J'ai tellement espéré à ce moment-là que j'en ai retenu ma respiration...  

 

 

...Et tu as ri... Tu as ri si fort que j'en ai eu mal. Tu es ensuite venu te coller à moi et tu as passé ton bras autour de mon épaule, comme si j'étais ton pote, un pote qui t'aurait raconté une bonne blague ! J'étais paralysée de l'intérieur, je ne comprenais plus rien. Qu'est-ce que j'avais dit de drôle? A quel moment m'étais-je mal exprimée, pourquoi faisais-tu ça, pourquoi ME faisais-tu ça ? Je sentais ton corps secoué de soubresauts peser sur mon épaule et moi, je sentais que je mourais un peu plus à chaque secousse. Quand tu m'as ébouriffé les cheveux affectueusement, j'ai entendu un vague croassement de corbeau dans le lointain, et j'ai cru pleurer quand tu as lancé :  «Mais oui petit frère, ne t'énerve donc pas comme ça, tu sais bien que je tiens à toi!».  

 

Et voilà... Voilà ce à quoi j'ai eu droit, ce à quoi j'aurai toujours droit ! Pourquoi faut-il donc que tu en dises plus aux autres qu'à moi? Tu arrives à t'ouvrir à tes amis et même à tes ennemis, mais au pied du mur, il n'y a plus personne... Tu n'es qu'un abruti, Ryo Saeba! Tu entends ça, tu n'es qu'un abruti doublé d'un imbécile, et moi je ne joue plus ! J'abandonne !  

 

C'est étrange, je revis cette scène dans ma tête et, de nouveau, je retrouve ce sentiment qui m'a envahie, ce vide que je sens s'insinuer en moi avant qu'il ne soit remplacé par ce qui aurait pu être de la colère si ce n'avait été la fois de trop. Et là, non, pas de colère, juste une grande lassitude, une incommensurable fatigue, qui m'a fait baisser la tête et fermer les yeux.  

 

 

Et quand je les ai rouverts, j'ai su ce que je devais faire...  

 

Je me revois te tourner le dos et me diriger vers le placard de l'entrée, attraper mon pardessus et le passer. Je pouvais sentir ton regard sur moi, mais je ne voulais pas y accorder d'importance, je ne regardais que la porte, il fallait que je sorte, que je parte d'ici, maintenant. Puis ta voix, un peu rauque, m'a rattrapée, au moment où je serrais d'un mouvement sec le nœud de la ceinture: « Où tu vas? ».  

 

Je crois que c'est à ce moment là que j'ai décidé que, puisqu'il fallait qu'au moins l'un de nous deux joue l'adulte et prenne LA décision, c'était à moi d'endosser ce rôle, et que je devais le faire de suite. Le reporter aurait été une erreur, j'en étais bien consciente, alors je me suis tournée vers toi, j'ai puisé mon courage dans ton regard sombre et je t'ai dit : « Je m'en vais...».  

 

 

J'ai à peine reconnu ma voix. Elle était étrangement calme et posée, comme si je ne ressentais rien. Et je crois bien que je ne ressentais rien à ce moment, j'étais comme anesthésiée, détachée de tout. Alors, puisque je pouvais le faire, puisque j'avais tiré mon vin, il ne me restait plus qu'à le boire. J'ai donc terminé ce que j'avais commencé à peine quelques secondes auparavant : « Je repasserai demain chercher mes affaires. Puisque tu ne veux pas de moi, puisque tu ne veux pas m'aimer, alors j'arrête...».  

 

Nous étions face à face, je regardais ton visage, stoïque en toute circonstance et qui, là, ne dérogeait pas à la règle... A part un léger frémissement peut être.

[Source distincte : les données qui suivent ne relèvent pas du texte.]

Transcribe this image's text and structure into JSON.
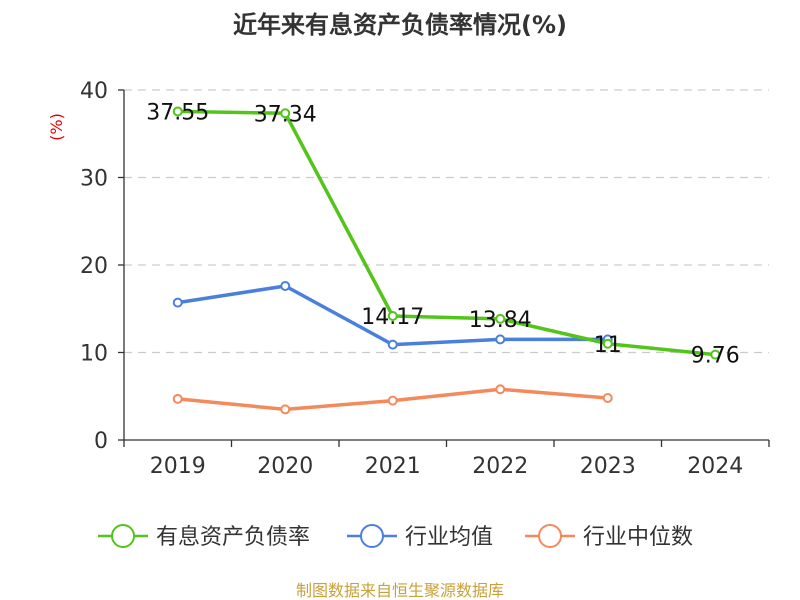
{
  "chart_data": {
    "type": "line",
    "title": "近年来有息资产负债率情况(%)",
    "ylabel": "(%)",
    "xlabel": "",
    "categories": [
      "2019",
      "2020",
      "2021",
      "2022",
      "2023",
      "2024"
    ],
    "ylim": [
      0,
      40
    ],
    "yticks": [
      0,
      10,
      20,
      30,
      40
    ],
    "grid": true,
    "legend_position": "bottom",
    "series": [
      {
        "name": "有息资产负债率",
        "color": "#52c41a",
        "values": [
          37.55,
          37.34,
          14.17,
          13.84,
          11,
          9.76
        ],
        "labels": [
          "37.55",
          "37.34",
          "14.17",
          "13.84",
          "11",
          "9.76"
        ]
      },
      {
        "name": "行业均值",
        "color": "#4a7fdb",
        "values": [
          15.7,
          17.6,
          10.9,
          11.5,
          11.5,
          null
        ]
      },
      {
        "name": "行业中位数",
        "color": "#f4895c",
        "values": [
          4.7,
          3.5,
          4.5,
          5.8,
          4.8,
          null
        ]
      }
    ]
  },
  "source": "制图数据来自恒生聚源数据库"
}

Qu'a t-il bien pu te passer par la tête pendant ces quelques secondes Ryo? L'onyx de tes yeux s'assombrissait dangereusement au fur et à mesure que le temps passait, alors j'ai préféré ne pas faire durer ce moment trop longtemps et j'ai tout simplement terminé par ce qu'il convient de dire lorsqu'une histoire se meurt: « C'est terminé Ryo... »  

 

 

C'est là que tu t'es avancé vers moi. Un mouvement dans ma direction... Deux pas... Qu'est-ce qui t'a pris ? Pourquoi maintenant ? Pourquoi, alors que je savais exactement ce que je voulais faire : partir d'ici. Non, il était hors de question que tu m'empêches de faire ce qui devait être fait, alors je t'ai arrêté d'un geste, un bras tendu, une main placée entre toi et moi, comme un mur, comme ce mur qui sépare nos chemins respectifs, comme cette vitre entre nous sur le bateau. Dérisoire barrière que cette main, mais elle valait tous les « non » du monde. Et tu t'es arrêté, tu m'as regardée et tu as lancé ces quelques mots comme une supplique : « Ne pars pas ce soir ».  

 

Ces quelques mots qui ont fait basculer la soirée.